Le travail, la persévérance
Furent la cause de leur malheur
Ce sont des victimes de la science,
Tous ces braves soldats de cœur
La France n’oubliera
Jamais ces soldats
La patrie est reconnaissante
Ali souvenir du drame affreux
C’est le cœur plein d’épouvante
Que nous leur disons tous adieu
4
Le peuple de la France entière
Suivait avec attention
Les grandes manœuvres guerrières
De La Palisse, des environs
Tout le Bourbonnais
L’armée acclamait
Maudit l’accident effroyable
Qui jeta la désolation
Que leurs obsèques si admirables
Soient polir eux une consolation
Elle est signée « Robbe Alfred ». Nous connaissons six complaintes criminelles de ce chanteur ambulant, toutes sur l’air de La Paimpolaise, et publiées par L.-M. Simonet. L’examen des faits-divers chansonnés par cet homme-là précise sa zone de chalandise : Allier – crimes de Souvigny (1907) et de Morat près Cusset (1904) –, Cher – l’enfant martyr de Saint-Amand-Montrond (1904) –, Indre-et-Loire – crime de Saint-Flovier (1902). Mais c’est sa couverture du « Double assassinat de Saint-Germain-l’Espinasse » dans la Loire en 1909 qui est le plus intéressant pour notre propos : les faits ont eu lieu le 18 avril 1909, et leur auteur Henri Riboulet est condamné à mort à Montbrison le 14 septembre de la même année. Les complaintes écrites à ces deux occasions par Alfred Robbe prouvent donc sa présence dans les environs à l’été 1909. Lapalisse n’est pas loin de la Loire, et peut-être notre chanteur a-t-il appris là-bas le drame.
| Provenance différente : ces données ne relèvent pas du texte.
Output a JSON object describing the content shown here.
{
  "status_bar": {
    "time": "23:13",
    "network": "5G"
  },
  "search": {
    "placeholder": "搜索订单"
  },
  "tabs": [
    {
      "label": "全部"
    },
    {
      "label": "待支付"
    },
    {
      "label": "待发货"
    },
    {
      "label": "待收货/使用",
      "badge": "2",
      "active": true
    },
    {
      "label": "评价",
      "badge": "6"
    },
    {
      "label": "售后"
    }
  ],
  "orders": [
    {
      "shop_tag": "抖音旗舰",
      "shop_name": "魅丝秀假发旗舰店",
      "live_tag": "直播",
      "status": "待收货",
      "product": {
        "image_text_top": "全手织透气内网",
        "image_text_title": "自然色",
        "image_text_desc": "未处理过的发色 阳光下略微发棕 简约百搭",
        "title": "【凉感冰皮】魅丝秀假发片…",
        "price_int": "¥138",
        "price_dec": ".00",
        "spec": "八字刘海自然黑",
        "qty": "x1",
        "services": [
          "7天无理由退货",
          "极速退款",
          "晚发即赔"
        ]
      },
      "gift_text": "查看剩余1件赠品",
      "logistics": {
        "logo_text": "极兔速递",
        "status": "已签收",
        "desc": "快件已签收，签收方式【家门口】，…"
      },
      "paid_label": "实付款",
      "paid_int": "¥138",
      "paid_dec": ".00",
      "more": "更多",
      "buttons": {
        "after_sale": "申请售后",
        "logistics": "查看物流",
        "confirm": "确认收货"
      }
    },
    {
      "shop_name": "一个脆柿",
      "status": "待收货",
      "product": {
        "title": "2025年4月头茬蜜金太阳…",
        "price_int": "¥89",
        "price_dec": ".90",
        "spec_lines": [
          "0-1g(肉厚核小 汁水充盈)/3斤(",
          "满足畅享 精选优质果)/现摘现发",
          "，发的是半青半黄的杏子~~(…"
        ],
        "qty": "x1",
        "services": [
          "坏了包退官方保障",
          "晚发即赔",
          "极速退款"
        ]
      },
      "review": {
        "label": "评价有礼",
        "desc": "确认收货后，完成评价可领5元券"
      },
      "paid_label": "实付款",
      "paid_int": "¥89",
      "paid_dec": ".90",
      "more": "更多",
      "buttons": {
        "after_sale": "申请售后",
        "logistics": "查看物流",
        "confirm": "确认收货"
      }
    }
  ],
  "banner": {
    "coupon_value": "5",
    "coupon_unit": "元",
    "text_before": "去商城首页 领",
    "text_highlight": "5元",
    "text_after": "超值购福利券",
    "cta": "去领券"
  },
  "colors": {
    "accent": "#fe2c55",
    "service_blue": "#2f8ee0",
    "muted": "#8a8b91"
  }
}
Ill. 2 : Raison sociale de L.-M. Simonet
Ensuite, il lui suffit d’expédier les paroles à L.-M. Simonet avec un mandat-poste, et il reçoit par retour du courrier une brassée de feuilles, où la chanson figure, insérée dans un recueil d’autres textes. L.-M. Simonet promet pis que pendre à qui publierait des contrefaçons des chansons qu’il édite – voir son cartouche ci-dessus – en omettant de préciser que tout texte écrit sur La Paimpolaise constitue en lui-même une contrefaçon ! Il sera d’ailleurs poursuivi pour ce motif par la Société des auteurs en 1911.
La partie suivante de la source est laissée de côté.